De rechtbank heeft bepaald dat een nadere zitting achterwege blijft en het onderzoek op 19 mei 2025 opnieuw gesloten.
Overwegingen
2. Deze uitspraak bouwt voort op de eerste en de tweede tussenuitspraak. De rechtbank blijft bij al wat zij in de twee tussenuitspraken heeft overwogen en beslist, tenzij hierna uitdrukkelijk anders wordt overwogen. Het staat de rechtbank niet vrij om terug te komen van zonder voorbehoud gegeven oordelen in de tussenuitspraken. Dit is alleen anders in zeer uitzonderlijke gevallen.
Oordeel van de rechtbank in de tweede tussenuitspraak
3. In de eerste tussenuitspraak heeft de rechtbank vastgesteld dat het gebruik van de uitbreiding van de tweede en derde verdieping als kantoor in strijd is met het bestemmingsplan. Dit is ook niet in geschil tussen partijen. Met de uitbreiding van de tweede en derde verdieping wordt het bouwvolume van het kantoorpand vergroot. Daarom heeft de rechtbank in de tweede tussenuitspraak geoordeeld dat het college niet bevoegd is de omgevingsvergunning voor het met het bestemmingsplan strijdig gebruik van de uitbreiding van de eerste en tweede verdieping te verlenen met toepassing van artikel 2.12, eerste lid, onderdeel a, onder 2o, van de Wet algemene bepalingen omgevingsrecht (Wabo) in combinatie met alleen onderdeel 9 van artikel 4 van Bijlage II bij het Besluit omgevingsrecht (Bor). Omdat het college met het bestreden besluit 2 de omgevingsvergunning wel met toepassing van alleen dat onderdeel van artikel 4 van bijlage II bij het Bor had verleend, kleefde aan het bestreden besluit 2 een gebrek.
Herstelpoging van het college
4. Het college heeft met het bestreden besluit 3 gebruik gemaakt van zijn bevoegdheid om met toepassing van artikel 2.12, eerste lid, onderdeel a, onder 2o, van de Wabo in combinatie met de onderdelen 1 en 9 van artikel 4 van bijlage II bij het Bor een omgevingsvergunning te verlenen voor het in strijd met het bestemmingsplan uitbreiden van het kantoorpand.
Gevolgen van de vervangende besluiten voor het beroep van eiser
5. Het bestreden besluit 3 vervangt het bestreden besluit 2, terwijl het bestreden besluit 2 het nieuwe bestreden besluit al had vervangen. Eiser heeft niet gesteld schade te hebben geleden als gevolg van het nieuwe bestreden besluit en het bestreden besluit 2. Gelet hierop heeft eiser geen belang meer bij een inhoudelijke beoordeling van het beroep tegen het nieuwe bestreden besluit en het bestreden besluit 2. De rechtbank verklaart daarom het beroep voor zover gericht tegen het nieuwe bestreden besluit en het bestreden besluit 2 niet ontvankelijk.
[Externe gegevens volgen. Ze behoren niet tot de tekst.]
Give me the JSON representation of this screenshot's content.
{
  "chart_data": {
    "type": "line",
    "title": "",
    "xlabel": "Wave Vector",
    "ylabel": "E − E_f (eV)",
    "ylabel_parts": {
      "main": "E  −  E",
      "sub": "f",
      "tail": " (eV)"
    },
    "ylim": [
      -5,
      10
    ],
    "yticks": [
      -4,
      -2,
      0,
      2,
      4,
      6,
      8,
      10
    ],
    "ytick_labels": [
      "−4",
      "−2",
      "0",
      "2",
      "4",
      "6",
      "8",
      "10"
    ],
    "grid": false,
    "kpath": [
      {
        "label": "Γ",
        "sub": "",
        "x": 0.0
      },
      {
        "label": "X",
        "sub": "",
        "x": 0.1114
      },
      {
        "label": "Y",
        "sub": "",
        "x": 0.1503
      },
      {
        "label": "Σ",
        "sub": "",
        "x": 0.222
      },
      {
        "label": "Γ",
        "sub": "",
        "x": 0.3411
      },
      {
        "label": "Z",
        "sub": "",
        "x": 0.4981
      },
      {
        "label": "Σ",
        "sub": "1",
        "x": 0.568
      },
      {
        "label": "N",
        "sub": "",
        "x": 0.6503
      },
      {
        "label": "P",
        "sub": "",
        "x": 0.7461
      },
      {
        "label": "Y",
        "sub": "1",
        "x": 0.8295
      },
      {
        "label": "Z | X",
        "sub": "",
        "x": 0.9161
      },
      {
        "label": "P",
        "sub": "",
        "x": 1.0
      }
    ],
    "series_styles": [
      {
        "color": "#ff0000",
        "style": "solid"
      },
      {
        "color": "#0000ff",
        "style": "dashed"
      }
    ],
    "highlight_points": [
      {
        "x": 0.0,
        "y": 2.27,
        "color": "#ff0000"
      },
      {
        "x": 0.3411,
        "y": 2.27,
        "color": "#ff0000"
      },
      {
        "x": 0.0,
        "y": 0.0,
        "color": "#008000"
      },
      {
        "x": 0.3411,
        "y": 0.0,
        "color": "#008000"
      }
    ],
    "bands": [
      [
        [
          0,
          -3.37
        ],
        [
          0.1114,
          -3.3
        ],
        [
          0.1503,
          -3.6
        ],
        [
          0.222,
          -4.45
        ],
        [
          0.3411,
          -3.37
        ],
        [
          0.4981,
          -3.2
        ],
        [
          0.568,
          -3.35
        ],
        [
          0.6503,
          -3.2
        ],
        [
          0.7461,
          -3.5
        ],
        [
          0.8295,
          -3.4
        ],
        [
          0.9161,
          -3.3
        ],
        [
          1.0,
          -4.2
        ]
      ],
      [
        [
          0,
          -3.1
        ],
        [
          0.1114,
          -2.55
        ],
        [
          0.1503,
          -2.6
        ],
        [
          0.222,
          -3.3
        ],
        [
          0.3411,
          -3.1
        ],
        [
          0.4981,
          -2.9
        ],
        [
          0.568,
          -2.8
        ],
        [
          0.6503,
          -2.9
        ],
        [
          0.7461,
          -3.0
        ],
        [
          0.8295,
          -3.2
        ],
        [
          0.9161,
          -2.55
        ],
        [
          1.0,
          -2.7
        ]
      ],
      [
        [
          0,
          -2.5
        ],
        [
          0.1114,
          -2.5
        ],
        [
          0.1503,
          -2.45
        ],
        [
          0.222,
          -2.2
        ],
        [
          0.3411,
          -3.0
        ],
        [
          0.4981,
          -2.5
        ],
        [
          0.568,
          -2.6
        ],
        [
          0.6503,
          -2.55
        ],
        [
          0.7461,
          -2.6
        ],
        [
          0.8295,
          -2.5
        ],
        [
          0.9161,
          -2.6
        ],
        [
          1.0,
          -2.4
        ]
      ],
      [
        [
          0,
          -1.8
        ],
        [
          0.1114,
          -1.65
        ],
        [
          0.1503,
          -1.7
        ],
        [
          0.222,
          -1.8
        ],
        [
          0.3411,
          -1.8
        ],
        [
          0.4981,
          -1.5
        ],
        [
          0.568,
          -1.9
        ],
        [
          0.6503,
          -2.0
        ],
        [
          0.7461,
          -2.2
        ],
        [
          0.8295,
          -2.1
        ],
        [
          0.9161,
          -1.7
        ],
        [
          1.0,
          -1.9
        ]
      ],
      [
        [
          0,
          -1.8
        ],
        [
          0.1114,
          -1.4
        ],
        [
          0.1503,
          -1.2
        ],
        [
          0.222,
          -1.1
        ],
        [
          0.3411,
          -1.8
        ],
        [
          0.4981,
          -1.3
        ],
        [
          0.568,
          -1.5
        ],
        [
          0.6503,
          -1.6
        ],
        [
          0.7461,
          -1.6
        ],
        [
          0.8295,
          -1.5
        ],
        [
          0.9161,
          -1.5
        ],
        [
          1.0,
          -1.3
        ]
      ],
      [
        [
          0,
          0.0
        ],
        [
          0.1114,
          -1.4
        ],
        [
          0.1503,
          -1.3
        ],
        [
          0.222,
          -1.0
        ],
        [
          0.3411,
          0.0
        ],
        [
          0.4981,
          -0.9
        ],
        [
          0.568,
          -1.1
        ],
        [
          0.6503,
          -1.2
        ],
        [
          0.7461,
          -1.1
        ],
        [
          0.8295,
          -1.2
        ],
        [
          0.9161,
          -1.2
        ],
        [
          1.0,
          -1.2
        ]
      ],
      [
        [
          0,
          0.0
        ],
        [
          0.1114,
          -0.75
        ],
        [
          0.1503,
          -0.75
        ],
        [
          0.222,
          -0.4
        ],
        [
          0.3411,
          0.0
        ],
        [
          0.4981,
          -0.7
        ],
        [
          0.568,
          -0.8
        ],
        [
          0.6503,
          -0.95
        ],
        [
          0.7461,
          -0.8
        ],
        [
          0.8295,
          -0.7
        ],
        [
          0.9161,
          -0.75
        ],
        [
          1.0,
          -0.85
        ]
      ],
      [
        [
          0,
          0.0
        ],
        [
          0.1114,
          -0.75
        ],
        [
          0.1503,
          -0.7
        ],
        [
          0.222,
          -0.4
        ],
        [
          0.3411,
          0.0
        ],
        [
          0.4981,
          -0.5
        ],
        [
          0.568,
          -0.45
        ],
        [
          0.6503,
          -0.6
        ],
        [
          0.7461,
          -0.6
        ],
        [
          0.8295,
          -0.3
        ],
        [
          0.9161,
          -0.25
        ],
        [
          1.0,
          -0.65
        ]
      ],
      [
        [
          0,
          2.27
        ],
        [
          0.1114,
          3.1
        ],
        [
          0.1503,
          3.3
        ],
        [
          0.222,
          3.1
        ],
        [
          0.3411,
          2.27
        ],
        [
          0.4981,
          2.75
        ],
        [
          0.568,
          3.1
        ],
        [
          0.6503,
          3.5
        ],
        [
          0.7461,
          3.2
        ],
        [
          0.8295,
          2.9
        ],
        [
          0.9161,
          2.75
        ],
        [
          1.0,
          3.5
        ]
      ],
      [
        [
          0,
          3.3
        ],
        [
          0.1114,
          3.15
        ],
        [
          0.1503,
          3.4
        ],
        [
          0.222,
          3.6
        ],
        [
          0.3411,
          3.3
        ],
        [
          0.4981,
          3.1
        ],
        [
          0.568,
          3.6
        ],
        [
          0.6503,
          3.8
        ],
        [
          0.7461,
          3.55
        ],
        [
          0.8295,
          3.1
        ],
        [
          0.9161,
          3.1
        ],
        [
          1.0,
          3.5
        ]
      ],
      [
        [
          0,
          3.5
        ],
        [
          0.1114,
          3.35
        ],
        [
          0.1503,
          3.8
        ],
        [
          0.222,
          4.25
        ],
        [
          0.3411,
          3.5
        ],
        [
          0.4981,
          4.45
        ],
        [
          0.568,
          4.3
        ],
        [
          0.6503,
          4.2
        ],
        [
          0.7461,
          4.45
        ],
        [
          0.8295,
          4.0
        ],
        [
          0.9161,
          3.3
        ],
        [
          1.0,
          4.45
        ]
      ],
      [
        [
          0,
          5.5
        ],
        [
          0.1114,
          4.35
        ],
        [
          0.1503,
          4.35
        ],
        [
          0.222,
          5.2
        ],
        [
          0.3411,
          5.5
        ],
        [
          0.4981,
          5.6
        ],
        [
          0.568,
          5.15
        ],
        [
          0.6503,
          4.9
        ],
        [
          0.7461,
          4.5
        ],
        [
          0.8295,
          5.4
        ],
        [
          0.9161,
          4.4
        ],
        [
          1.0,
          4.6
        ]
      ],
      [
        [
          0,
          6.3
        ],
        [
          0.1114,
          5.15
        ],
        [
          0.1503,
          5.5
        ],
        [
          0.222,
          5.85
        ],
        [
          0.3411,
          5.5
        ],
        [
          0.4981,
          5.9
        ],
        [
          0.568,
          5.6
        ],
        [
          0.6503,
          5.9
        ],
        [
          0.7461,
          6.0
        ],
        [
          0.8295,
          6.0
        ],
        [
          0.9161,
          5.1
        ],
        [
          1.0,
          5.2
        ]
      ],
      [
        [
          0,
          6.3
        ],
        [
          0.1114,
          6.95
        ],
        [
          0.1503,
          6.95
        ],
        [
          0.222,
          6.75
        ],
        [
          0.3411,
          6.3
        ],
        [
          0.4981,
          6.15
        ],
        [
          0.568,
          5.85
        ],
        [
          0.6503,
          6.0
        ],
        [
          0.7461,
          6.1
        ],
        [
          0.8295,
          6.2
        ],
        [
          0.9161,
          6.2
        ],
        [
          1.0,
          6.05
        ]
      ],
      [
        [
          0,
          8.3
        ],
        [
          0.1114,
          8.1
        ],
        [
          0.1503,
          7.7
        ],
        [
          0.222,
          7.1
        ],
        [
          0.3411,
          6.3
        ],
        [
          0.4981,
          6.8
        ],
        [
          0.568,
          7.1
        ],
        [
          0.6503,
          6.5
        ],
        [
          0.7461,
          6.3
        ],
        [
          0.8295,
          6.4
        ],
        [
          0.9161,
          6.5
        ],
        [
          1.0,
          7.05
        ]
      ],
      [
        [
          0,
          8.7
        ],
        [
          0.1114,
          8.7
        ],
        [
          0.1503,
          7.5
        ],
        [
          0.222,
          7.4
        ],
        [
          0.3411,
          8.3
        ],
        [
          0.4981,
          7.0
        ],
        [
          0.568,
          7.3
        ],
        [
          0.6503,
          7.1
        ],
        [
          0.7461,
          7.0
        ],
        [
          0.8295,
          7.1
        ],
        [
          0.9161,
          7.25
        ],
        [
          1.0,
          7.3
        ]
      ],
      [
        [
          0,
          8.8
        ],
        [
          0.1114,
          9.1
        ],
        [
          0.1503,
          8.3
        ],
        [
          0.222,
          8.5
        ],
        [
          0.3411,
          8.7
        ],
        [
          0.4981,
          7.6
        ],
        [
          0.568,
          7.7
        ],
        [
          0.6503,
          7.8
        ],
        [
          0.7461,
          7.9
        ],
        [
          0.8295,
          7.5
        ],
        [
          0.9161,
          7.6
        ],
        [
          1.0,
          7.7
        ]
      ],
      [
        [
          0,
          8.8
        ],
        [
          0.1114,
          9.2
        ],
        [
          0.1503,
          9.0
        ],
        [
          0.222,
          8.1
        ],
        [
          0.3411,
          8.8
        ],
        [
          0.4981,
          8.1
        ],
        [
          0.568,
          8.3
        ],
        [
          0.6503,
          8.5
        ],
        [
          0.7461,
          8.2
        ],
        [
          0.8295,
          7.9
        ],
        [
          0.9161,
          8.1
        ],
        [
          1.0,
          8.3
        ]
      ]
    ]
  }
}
6. Het beroep van eiser heeft van rechtswege mede betrekking op het bestreden besluit 3, nu hij daarbij gelet op zijn zienswijze voldoende belang heeft. [1]
Beoordeling van de herstelpoging van het college
7. De rechtbank is van oordeel dat het college met het bestreden besluit 3 het in de tweede tussenuitspraak geconstateerde gebrek aan het bestreden besluit 2 heeft hersteld. De door eiser ingediende zienswijze maakt dit oordeel niet anders.
8. Eiser voert in zijn zienswijze aan dat de rechtbank in de tweede tussenuitspraak het college te veel heeft geholpen door hem nogmaals in de gelegenheid te stellen een gebrek aan het besluit op zijn bezwaar te herstellen en gedetailleerd aan te geven hoe het geconstateerde gebrek in het bestreden besluit 2 kon worden hersteld.
9. De rechtbank is het met eiser eens dat het niet gewenst is dat het college vier besluiten nodig heeft om uiteindelijk op een bezwaar te beslissen met een besluit dat de rechterlijke toets kan doorstaan. Maar de rechtbank heeft tot taak een geschil finaal te beslechten. [2] De rechtbank kon in de tweede tussenuitspraak niet zelf in de zaak voorzien. Het is immers aan het college om te beslissen of hij gebruik wil maken van zijn bevoegdheid om met toepassing van artikel 2.12, eerste lid, onderdeel a, onder 2o, van de Wabo in combinatie met de onderdelen 1 en 9 van artikel 4 van bijlage II bij het Bor een omgevingsvergunning te verlenen voor met het bestemmingsplan strijdig gebruik. Daarom was een tweede tussenuitspraak nodig. De rechtbank moet daarnaast in een tussenuitspraak zoveel mogelijk vermelden op welke wijze het gebrek kan worden hersteld. [3]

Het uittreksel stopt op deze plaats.